Are there any other useful references where diagrams such as $\mu\rightarrow e\gamma$, $\mu\rightarrow e\nu\bar{\nu}$ etc are computed in reasonable detail?
(ii) Although it is explained in one statement, it is not clear to me how the contributions from four diagrams of figure 13.6(e) cancel from similar terms appearing in diagrams 13.6(a)-(d).
(iii)Why did they say that “we need to concentrate on the $p\cdot \epsilon$ term in Eqn. 13.79. What did they left out the $\gamma\cdot\epsilon$ term? My guess is that it is the $\gamma\cdot\epsilon$ term from the diagrams 13.6(a)-(d), is cancelled by contributions from the four diagrams of 13.6(e). But is this cancellation so trivial to see that one need not calculate them at all?

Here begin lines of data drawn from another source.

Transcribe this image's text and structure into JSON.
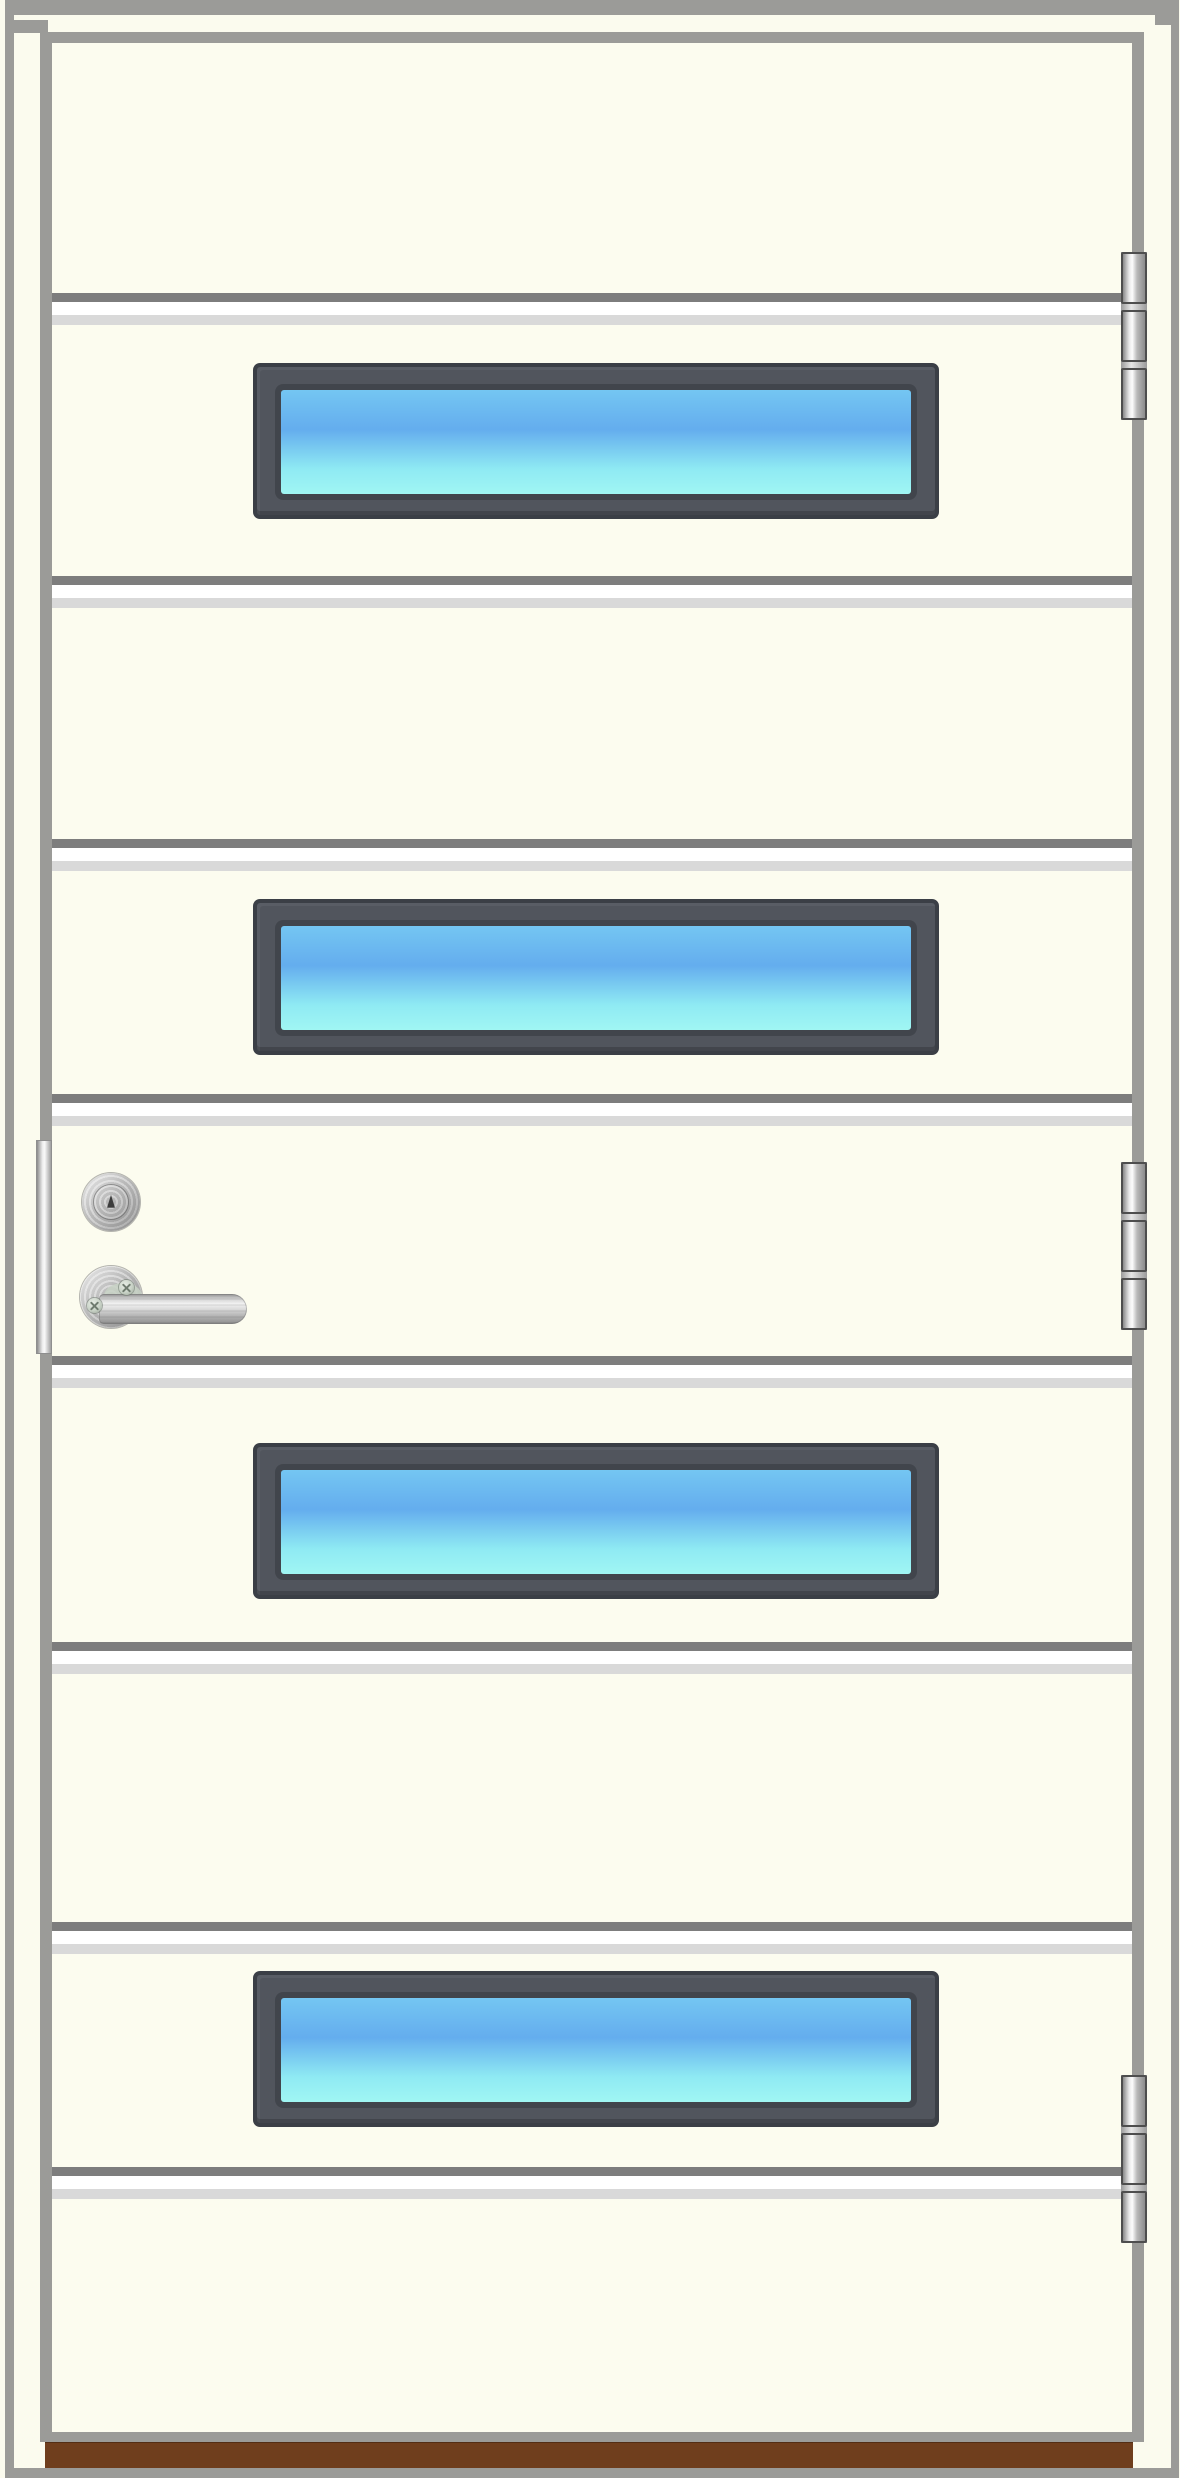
{
  "meta": {
    "description": "Product illustration of an off-white exterior door with nine horizontal panels, four horizontal glazing strips with blue-cyan glass, stainless-steel lever handle, key cylinder and lock faceplate on the left edge, three barrel hinges on the right edge, and a brown wooden threshold",
    "width_px": 1180,
    "height_px": 2478
  },
  "door": {
    "panel_count": 9,
    "horizontal_groove_count": 8,
    "window_count": 4,
    "hinge_count": 3,
    "hinge_knuckles_per_hinge": 3,
    "handle_side": "left",
    "hinge_side": "right",
    "hardware_parts": [
      "lock-faceplate",
      "lock-cylinder",
      "keyhole",
      "handle-rosette",
      "rosette-screws",
      "lever-handle",
      "threshold"
    ]
  },
  "colors": {
    "backdrop": "#FBFBEE",
    "frame-gray": "#9B9B98",
    "door-face": "#FCFCEF",
    "groove-dark": "#7D7D7D",
    "groove-mid": "#FFFFFF",
    "groove-light": "#D9D9D9",
    "window-frame": "#51555D",
    "window-lip": "#3B3F46",
    "window-ring": "#41454C",
    "glass-top": "#74C6F2",
    "glass-mid": "#64ADEE",
    "glass-low": "#8FEAF3",
    "glass-bottom": "#A0F6F3",
    "hinge-outline": "#4E4E4E",
    "keyhole": "#3C3C3C",
    "screw-face": "#C8D2C6",
    "screw-slot": "#6F7B6F",
    "threshold-brown": "#6F3E1D"
  }
}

EDIT: The Lorentz invariant transition amplitude is proportional to $T(\mu\rightarrow e\gamma)\sim \bar{u}_e\sigma_{\mu\nu}(A+B\gamma_5)u_\mu$. Then he argues that neglecting the electron mass i.e., $m_e=0$ leads to $A\approx B$. How does that work out? In another account, when we do not throw the electron mass the amplitude is proportional to $T(\mu\rightarrow e\gamma)\sim \bar{u_{e}} i \sigma_{\mu\nu}q^\nu[m_e(1-\gamma_5)+m_\mu(1+\gamma_5)]u_\mu$. With $m_e=0$, though, the Lorentz invariant transition amplitude from Cheng and Li can be reproduced. I couldn't prove the second proportionality either.
I used the fact that the operators $\sigma_{\mu\nu}$ and $\sigma_{\mu\nu}\gamma_5$ connects the left-chiral state with the right-chiral one i.e., $\bar{\psi}\sigma_{\mu\nu}\psi=\overline{\psi_R}\sigma_{\mu\nu}\psi_L+\overline{\psi_L}\sigma_{\mu\nu}\psi_R$ and same for $\sigma_{\mu\nu}\gamma_5$. Using these I proceeded upto the step $$T(\mu\rightarrow e\gamma)\sim A\overline{u_{eL}}\sigma_{\mu\nu}u_{\mu R}+A\overline{u_{eR}}\sigma_{\mu\nu}u_{\mu L}+B\overline{u_{eL}}\sigma_{\mu\nu}\gamma_5 u_{\mu R}+B\overline{u_{eR}}\sigma_{\mu\nu}\gamma_5 u_{\mu L}$$
But it is not clear to me that how this to reduce to an expression of the form $T(\mu\rightarrow e\gamma)\sim i \sigma_{\mu\nu}q^\nu[m_e(1-\gamma_5)+m_\mu(1+\gamma_5)]$ or in the $m_e=0$ limit $T(\mu\rightarrow e\gamma)\sim \bar{u_{e}}i \sigma_{\mu\nu}q^\nu[m_\mu(1+\gamma_5)]u_\mu$?